- The paper evaluates three GAN architectures (DCGAN, ProGAN, CycleWGAN) for their effectiveness in synthesising handwritten music sheets to address data scarcity for Optical Music Recognition (OMR).
- Among the evaluated models, CycleWGAN demonstrated superior performance in generating realistic handwritten music images, achieving better FID and KID scores than DCGAN and ProGAN.
- This research provides valuable insights for improving OMR systems by enabling synthetic data generation and highlights areas for future work, such as integrating diffusion models or refining symbol transfer.
Synthesising Handwritten Music with GANs: A Comprehensive Evaluation of CycleWGAN, ProGAN, and DCGAN
The paper "Synthesising Handwritten Music with GANs: A Comprehensive Evaluation of CycleWGAN, ProGAN, and DCGAN" addresses a significant gap in the domain of Optical Music Recognition (OMR). The authors tackle the challenge of generating synthetic handwritten music sheets, essential for the training and improvement of OMR systems. Given the scarcity of annotated datasets for handwriting recognition in music, this research evaluates the effectiveness of three distinct Generative Adversarial Network (GAN) architectures: DCGAN, ProGAN, and CycleWGAN.
Background and Motivation
Handwritten music sheets, prevalent in historical archives, pose significant challenges for digitisation due to diverse handwriting styles and poor image quality. While recent deep learning advancements have improved Automatic Music Recognition (AMR) for printed scores, handwritten scores remain problematic due to limited dataset availability. GANs emerge as a viable approach to generate synthetic training data due to their unsupervised learning capabilities.
Methodology
The study employs the CVC-MUSCIMA dataset for handwritten patterns paired with the DoReMi dataset for printed scores, facilitating a comprehensive style transfer between printed and handwritten music. Extensive data augmentation ensured a robust dataset for training. To compare GAN model performance:
- DCGAN was used as a baseline, employing convolutional layers to maintain spatial coherence, although it faced resolution and mode collapse issues.

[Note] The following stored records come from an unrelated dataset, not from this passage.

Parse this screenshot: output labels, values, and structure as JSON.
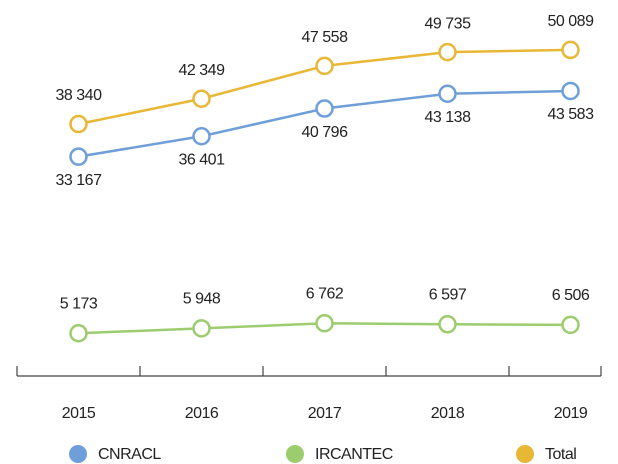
{
  "chart_data": {
    "type": "line",
    "categories": [
      "2015",
      "2016",
      "2017",
      "2018",
      "2019"
    ],
    "series": [
      {
        "name": "CNRACL",
        "color": "#6f9fd8",
        "values": [
          33167,
          36401,
          40796,
          43138,
          43583
        ],
        "value_labels": [
          "33 167",
          "36 401",
          "40 796",
          "43 138",
          "43 583"
        ]
      },
      {
        "name": "IRCANTEC",
        "color": "#9ccc6e",
        "values": [
          5173,
          5948,
          6762,
          6597,
          6506
        ],
        "value_labels": [
          "5 173",
          "5 948",
          "6 762",
          "6 597",
          "6 506"
        ]
      },
      {
        "name": "Total",
        "color": "#e8b735",
        "values": [
          38340,
          42349,
          47558,
          49735,
          50089
        ],
        "value_labels": [
          "38 340",
          "42 349",
          "47 558",
          "49 735",
          "50 089"
        ]
      }
    ],
    "ylim": [
      -1600,
      58000
    ]
  }
}
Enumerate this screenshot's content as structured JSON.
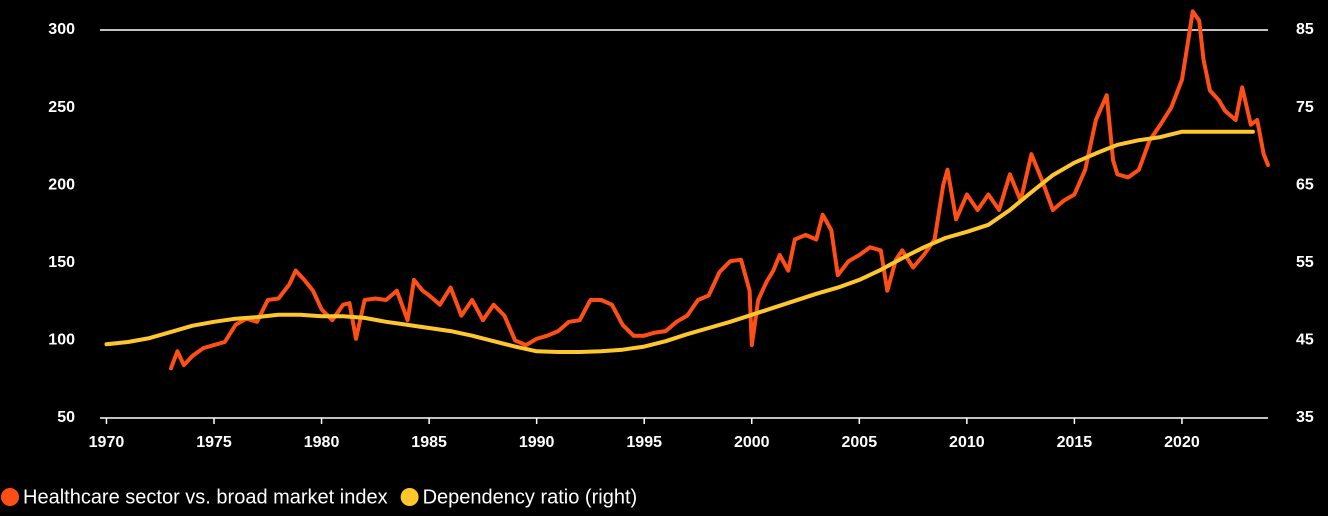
{
  "chart_data": {
    "type": "line",
    "xlim": [
      1969.7,
      2024
    ],
    "xticks": [
      1970,
      1975,
      1980,
      1985,
      1990,
      1995,
      2000,
      2005,
      2010,
      2015,
      2020
    ],
    "ylim": [
      50,
      300
    ],
    "yticks": [
      50,
      100,
      150,
      200,
      250,
      300
    ],
    "y2lim": [
      35,
      85
    ],
    "y2ticks": [
      35,
      45,
      55,
      65,
      75,
      85
    ],
    "series": [
      {
        "name": "Healthcare sector vs. broad market index",
        "color": "#ff4f17",
        "x": [
          1973.0,
          1973.3,
          1973.6,
          1974,
          1974.5,
          1975,
          1975.5,
          1976,
          1976.5,
          1977,
          1977.5,
          1978,
          1978.5,
          1978.8,
          1979.2,
          1979.6,
          1980,
          1980.5,
          1981,
          1981.3,
          1981.6,
          1982,
          1982.5,
          1983,
          1983.5,
          1984,
          1984.3,
          1984.7,
          1985,
          1985.5,
          1986,
          1986.5,
          1987,
          1987.5,
          1988,
          1988.5,
          1989,
          1989.5,
          1990,
          1990.5,
          1991,
          1991.5,
          1992,
          1992.5,
          1993,
          1993.5,
          1994,
          1994.5,
          1995,
          1995.5,
          1996,
          1996.5,
          1997,
          1997.5,
          1998,
          1998.5,
          1999,
          1999.5,
          1999.9,
          2000.0,
          2000.3,
          2000.7,
          2001,
          2001.3,
          2001.7,
          2002,
          2002.5,
          2003,
          2003.3,
          2003.7,
          2004,
          2004.5,
          2005,
          2005.5,
          2006,
          2006.3,
          2006.7,
          2007,
          2007.5,
          2008,
          2008.5,
          2008.9,
          2009.1,
          2009.5,
          2010,
          2010.5,
          2011,
          2011.5,
          2012,
          2012.5,
          2013,
          2013.5,
          2014,
          2014.5,
          2015,
          2015.5,
          2016,
          2016.5,
          2016.8,
          2017,
          2017.5,
          2018,
          2018.5,
          2019,
          2019.5,
          2020,
          2020.3,
          2020.5,
          2020.8,
          2021.0,
          2021.3,
          2021.7,
          2022,
          2022.5,
          2022.8,
          2023.2,
          2023.5,
          2023.8,
          2024
        ],
        "values": [
          82,
          93,
          84,
          90,
          95,
          97,
          99,
          110,
          114,
          112,
          126,
          127,
          136,
          145,
          139,
          132,
          120,
          113,
          123,
          124,
          101,
          126,
          127,
          126,
          132,
          113,
          139,
          132,
          129,
          123,
          134,
          116,
          126,
          113,
          123,
          116,
          100,
          97,
          101,
          103,
          106,
          112,
          113,
          126,
          126,
          123,
          110,
          103,
          103,
          105,
          106,
          112,
          116,
          126,
          129,
          144,
          151,
          152,
          132,
          97,
          126,
          138,
          145,
          155,
          145,
          165,
          168,
          165,
          181,
          171,
          142,
          151,
          155,
          160,
          158,
          132,
          152,
          158,
          147,
          155,
          165,
          200,
          210,
          178,
          194,
          184,
          194,
          184,
          207,
          190,
          220,
          203,
          184,
          190,
          194,
          210,
          242,
          258,
          216,
          207,
          205,
          210,
          229,
          239,
          250,
          268,
          294,
          312,
          306,
          281,
          261,
          255,
          248,
          242,
          263,
          239,
          242,
          220,
          213
        ]
      },
      {
        "name": "Dependency ratio (right)",
        "color": "#ffc72c",
        "axis": "y2",
        "x": [
          1970,
          1971,
          1972,
          1973,
          1974,
          1975,
          1976,
          1977,
          1978,
          1979,
          1980,
          1981,
          1982,
          1983,
          1984,
          1985,
          1986,
          1987,
          1988,
          1989,
          1990,
          1991,
          1992,
          1993,
          1994,
          1995,
          1996,
          1997,
          1998,
          1999,
          2000,
          2001,
          2002,
          2003,
          2004,
          2005,
          2006,
          2007,
          2008,
          2009,
          2010,
          2011,
          2012,
          2013,
          2014,
          2015,
          2016,
          2017,
          2018,
          2019,
          2020,
          2021,
          2022,
          2023,
          2023.3
        ],
        "values": [
          44.5,
          44.8,
          45.3,
          46.1,
          46.9,
          47.4,
          47.8,
          48.0,
          48.3,
          48.3,
          48.1,
          48.1,
          47.9,
          47.4,
          47.0,
          46.6,
          46.2,
          45.6,
          44.9,
          44.2,
          43.6,
          43.5,
          43.5,
          43.6,
          43.8,
          44.2,
          44.9,
          45.8,
          46.6,
          47.4,
          48.3,
          49.2,
          50.1,
          51.0,
          51.8,
          52.8,
          54.1,
          55.6,
          57.0,
          58.2,
          59.0,
          59.9,
          61.8,
          64.1,
          66.3,
          67.9,
          69.1,
          70.2,
          70.8,
          71.2,
          71.9,
          71.9,
          71.9,
          71.9,
          71.9
        ]
      }
    ]
  }
}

- ProGAN employed a progressive training approach to generate higher-resolution images incrementally while incorporating Wasserstein GAN with Gradient Penalty (WGAN-GP) for enhanced training stability. Despite improvements, ProGAN struggled with symbol diversity and visual details in intricate handwriting styles.
- CycleWGAN introduced a CycleGAN variant using Wasserstein loss to improve training stability and style transfer. CycleWGAN demonstrates superior performance in generating realistic handwritten music images, although some inaccuracies persist in symbol generation.
Key Results and Analysis
Quantitative and qualitative analyses demonstrated CycleWGAN's superiority. It achieved an FID score of 41.87 and a KID of 0.05, outperforming DCGAN and ProGAN in synthesizing realistic and diverse handwritten music images. However, CycleWGAN still showed challenges with missing symbols and gaps, limiting its immediate applicability for training OMR systems.
Implications and Future Directions
This study's insights contribute significantly to advancing OMR system capabilities by providing a method to generate necessary training data. These improvements are pivotal for broader OMR applications, potentially impacting musicology and digital archiving.
Future research may enhance these models by incorporating diffusion models for detailed image generation and improving CycleWGAN training stability further. Addressing the symbolic transfer gaps using techniques like inpainting or refining training datasets could overcome current limitations, with the ultimate aim of developing a fully automated system capable of synthesizing entire handwritten music sheets.
This work underscores the potential of GANs in handwritten music synthesis and offers a blueprint for future explorations in this domain, promoting both technological advancement in AI-driven music recognition and practical applications in digital musicology.